Minat Shell tersebut, lanjutnya, telah dibuktikan melalui persiapan perusahaan energi itu menjadi anggota Migas Data Repository (MDR), yang merupakan salah satu kewajiban kontraktor kontrak kerja sama (KKKS) yang beroperasi di Indonesia.
Sekadar catatan, iuran keanggotaan MDR untuk mengakses data migas di Indonesia diwajibkan bagi KKKS anggota, baik yang memiliki wilayah kerja (WK) maupun tidak.
Menurut Kementerian Energi dan Sumber Daya Mineral (ESDM), anggota yang mengelola lebih dari 5 WK diwajibkan mengiur US$50.000, sedangkan yang memiliki 2—5 WK US$40.000, dan 1 WK US$20.000.
Sementara itu, anggota yang tidak memiliki atau terafiliasi dengan WK di Tanah Air dikenai biaya US$35.000.
Di Indonesia, saat ini Shell lebih banyak berkecimpung di lini hilir migas.

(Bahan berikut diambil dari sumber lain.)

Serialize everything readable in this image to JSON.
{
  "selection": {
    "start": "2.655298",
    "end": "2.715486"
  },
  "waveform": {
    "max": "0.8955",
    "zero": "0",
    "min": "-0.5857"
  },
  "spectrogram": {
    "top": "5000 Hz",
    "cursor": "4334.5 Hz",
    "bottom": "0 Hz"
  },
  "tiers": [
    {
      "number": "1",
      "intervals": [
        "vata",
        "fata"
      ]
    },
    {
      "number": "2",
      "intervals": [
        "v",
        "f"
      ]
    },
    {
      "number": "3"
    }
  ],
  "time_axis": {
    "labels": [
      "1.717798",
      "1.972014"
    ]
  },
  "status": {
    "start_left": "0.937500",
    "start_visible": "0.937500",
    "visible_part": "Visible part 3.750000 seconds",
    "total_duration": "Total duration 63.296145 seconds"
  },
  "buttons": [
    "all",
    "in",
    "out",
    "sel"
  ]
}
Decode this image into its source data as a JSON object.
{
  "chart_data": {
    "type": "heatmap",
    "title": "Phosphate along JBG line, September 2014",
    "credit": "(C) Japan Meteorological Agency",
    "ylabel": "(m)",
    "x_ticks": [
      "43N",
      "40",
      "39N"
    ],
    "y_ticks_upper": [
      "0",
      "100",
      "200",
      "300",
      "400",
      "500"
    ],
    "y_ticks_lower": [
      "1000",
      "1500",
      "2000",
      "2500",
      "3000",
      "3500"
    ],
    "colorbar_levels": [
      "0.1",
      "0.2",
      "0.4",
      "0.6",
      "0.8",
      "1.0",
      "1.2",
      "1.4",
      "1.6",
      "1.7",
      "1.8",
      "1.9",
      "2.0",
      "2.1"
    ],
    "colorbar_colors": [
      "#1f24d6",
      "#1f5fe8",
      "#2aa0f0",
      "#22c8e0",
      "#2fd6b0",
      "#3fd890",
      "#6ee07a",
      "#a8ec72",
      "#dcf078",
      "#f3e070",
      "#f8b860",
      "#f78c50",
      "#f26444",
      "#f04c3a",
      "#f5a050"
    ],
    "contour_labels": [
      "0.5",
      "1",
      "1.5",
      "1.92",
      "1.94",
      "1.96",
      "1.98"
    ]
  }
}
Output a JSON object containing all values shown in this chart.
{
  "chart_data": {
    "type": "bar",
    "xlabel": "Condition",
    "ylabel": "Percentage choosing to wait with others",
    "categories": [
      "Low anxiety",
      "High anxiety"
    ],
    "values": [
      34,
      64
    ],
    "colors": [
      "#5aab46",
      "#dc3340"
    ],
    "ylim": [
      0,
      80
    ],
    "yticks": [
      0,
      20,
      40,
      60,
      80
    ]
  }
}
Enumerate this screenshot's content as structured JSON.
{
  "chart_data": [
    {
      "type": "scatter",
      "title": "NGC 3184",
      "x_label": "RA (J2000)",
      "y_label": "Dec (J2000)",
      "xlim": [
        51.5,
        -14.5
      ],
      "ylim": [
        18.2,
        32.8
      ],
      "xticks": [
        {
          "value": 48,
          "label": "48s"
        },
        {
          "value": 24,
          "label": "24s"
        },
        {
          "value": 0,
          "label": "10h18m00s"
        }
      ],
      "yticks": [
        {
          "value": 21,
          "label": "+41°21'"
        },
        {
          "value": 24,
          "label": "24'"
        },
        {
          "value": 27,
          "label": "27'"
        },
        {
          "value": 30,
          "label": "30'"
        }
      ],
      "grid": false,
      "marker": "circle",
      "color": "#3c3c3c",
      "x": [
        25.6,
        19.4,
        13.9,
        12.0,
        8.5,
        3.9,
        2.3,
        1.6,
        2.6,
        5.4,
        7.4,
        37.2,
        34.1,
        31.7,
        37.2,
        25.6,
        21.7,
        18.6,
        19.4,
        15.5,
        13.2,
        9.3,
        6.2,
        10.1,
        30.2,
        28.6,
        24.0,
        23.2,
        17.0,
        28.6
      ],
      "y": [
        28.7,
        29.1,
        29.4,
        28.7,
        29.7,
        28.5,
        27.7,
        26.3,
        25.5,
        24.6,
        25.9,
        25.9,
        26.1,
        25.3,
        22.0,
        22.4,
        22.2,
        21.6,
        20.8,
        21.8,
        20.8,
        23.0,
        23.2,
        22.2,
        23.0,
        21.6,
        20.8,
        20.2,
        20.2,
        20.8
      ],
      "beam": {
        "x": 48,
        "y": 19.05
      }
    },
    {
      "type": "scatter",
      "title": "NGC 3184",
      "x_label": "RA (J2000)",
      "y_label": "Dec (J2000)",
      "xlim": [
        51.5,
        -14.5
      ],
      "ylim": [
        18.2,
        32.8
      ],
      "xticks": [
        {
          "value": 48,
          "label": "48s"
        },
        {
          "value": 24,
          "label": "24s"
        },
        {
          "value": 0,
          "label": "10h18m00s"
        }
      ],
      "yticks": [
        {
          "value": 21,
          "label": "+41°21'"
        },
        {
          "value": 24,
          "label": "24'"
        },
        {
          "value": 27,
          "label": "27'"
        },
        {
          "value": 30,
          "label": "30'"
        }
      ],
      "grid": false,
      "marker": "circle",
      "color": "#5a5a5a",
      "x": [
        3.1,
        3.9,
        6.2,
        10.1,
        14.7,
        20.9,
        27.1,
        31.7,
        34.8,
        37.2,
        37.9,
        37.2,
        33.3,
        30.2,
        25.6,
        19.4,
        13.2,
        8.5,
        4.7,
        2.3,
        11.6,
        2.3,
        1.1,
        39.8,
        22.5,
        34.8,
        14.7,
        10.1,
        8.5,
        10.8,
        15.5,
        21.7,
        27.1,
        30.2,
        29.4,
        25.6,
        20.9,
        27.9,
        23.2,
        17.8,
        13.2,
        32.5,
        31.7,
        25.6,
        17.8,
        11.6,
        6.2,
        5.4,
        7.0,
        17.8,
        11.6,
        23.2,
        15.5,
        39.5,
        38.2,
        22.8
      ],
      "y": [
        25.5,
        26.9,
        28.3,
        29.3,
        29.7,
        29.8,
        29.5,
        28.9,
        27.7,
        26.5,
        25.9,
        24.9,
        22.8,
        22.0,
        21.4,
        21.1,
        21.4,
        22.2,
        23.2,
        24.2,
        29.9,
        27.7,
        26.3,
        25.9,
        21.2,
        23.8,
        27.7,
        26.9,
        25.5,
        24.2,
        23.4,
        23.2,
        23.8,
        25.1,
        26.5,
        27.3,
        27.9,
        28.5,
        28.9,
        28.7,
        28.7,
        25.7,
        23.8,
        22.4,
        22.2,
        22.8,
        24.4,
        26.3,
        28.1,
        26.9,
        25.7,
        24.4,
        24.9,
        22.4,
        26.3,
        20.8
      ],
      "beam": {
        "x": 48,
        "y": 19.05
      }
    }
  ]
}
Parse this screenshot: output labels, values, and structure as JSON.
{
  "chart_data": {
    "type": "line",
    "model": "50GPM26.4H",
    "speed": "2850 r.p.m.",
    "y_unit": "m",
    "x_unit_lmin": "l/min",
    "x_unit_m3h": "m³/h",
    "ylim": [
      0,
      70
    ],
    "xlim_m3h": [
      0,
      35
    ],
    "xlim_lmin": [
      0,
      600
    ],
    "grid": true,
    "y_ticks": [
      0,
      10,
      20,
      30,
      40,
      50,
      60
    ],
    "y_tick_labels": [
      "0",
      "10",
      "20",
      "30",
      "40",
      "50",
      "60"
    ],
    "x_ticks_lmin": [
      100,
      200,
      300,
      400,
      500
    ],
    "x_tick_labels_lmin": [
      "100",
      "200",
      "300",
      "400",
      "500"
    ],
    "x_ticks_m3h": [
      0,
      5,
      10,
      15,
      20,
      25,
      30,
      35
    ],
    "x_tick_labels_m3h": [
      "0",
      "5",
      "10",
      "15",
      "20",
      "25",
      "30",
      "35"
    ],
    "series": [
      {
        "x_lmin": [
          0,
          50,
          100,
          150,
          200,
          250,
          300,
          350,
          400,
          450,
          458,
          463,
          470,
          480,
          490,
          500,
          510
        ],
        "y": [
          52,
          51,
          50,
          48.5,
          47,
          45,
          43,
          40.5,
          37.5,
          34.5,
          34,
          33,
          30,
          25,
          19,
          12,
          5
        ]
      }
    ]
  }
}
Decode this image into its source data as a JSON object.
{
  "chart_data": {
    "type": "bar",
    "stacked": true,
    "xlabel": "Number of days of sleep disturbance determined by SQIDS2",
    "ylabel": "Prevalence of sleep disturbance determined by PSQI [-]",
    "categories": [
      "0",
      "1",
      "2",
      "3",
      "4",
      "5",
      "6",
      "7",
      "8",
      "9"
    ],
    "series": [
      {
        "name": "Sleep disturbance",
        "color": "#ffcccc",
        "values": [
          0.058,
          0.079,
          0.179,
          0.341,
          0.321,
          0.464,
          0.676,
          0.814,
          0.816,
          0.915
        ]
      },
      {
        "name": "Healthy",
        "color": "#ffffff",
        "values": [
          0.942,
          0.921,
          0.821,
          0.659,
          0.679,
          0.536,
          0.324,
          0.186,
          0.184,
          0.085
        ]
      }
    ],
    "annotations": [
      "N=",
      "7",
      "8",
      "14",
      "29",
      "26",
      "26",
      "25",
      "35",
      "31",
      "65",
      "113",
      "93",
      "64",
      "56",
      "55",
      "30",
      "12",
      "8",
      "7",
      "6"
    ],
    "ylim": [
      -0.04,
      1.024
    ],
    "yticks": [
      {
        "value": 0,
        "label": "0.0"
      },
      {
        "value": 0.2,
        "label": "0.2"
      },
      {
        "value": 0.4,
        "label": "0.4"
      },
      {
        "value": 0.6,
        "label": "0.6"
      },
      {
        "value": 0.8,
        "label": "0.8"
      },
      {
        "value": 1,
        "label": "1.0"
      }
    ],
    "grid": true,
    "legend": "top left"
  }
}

Akan tetapi, rekam jejaknya di sektor hulu migas nasional cukup panjang.
Shell pernah terlibat di industri hulu migas Indonesia sebagai pemegang hak partisipasi atau participating interest (PI) proyek Abadi Masela; ladang gas alam cair atau liquefied natural gas (LNG) raksasa di wilayah Tanimbar, Maluku.
Di Blok Masela, Shell bersama Inpex Corporation (Inpex) sebelumnya setuju untuk membangun fasilitas LNG dengan kapasitas tahunan sebesar 9,5 juta ton dalam kontrak pemulihan biaya senilai sekitar US$20 miliar.
Akan tetapi, pada 2020, Shell memutuskan untuk keluar dari proyek tersebut dengan menjual 35% hak partisipasinya seharga US$2 miliar.
Upaya Shell untuk melakukan divestasi dari Blok Masela sejak itu berlarut-larut, sehingga menciptakan ketidakpastian seputar kelanjutan pengembangan Lapangan Abadi yang menyimpan 360 miliar meter kubik gas itu.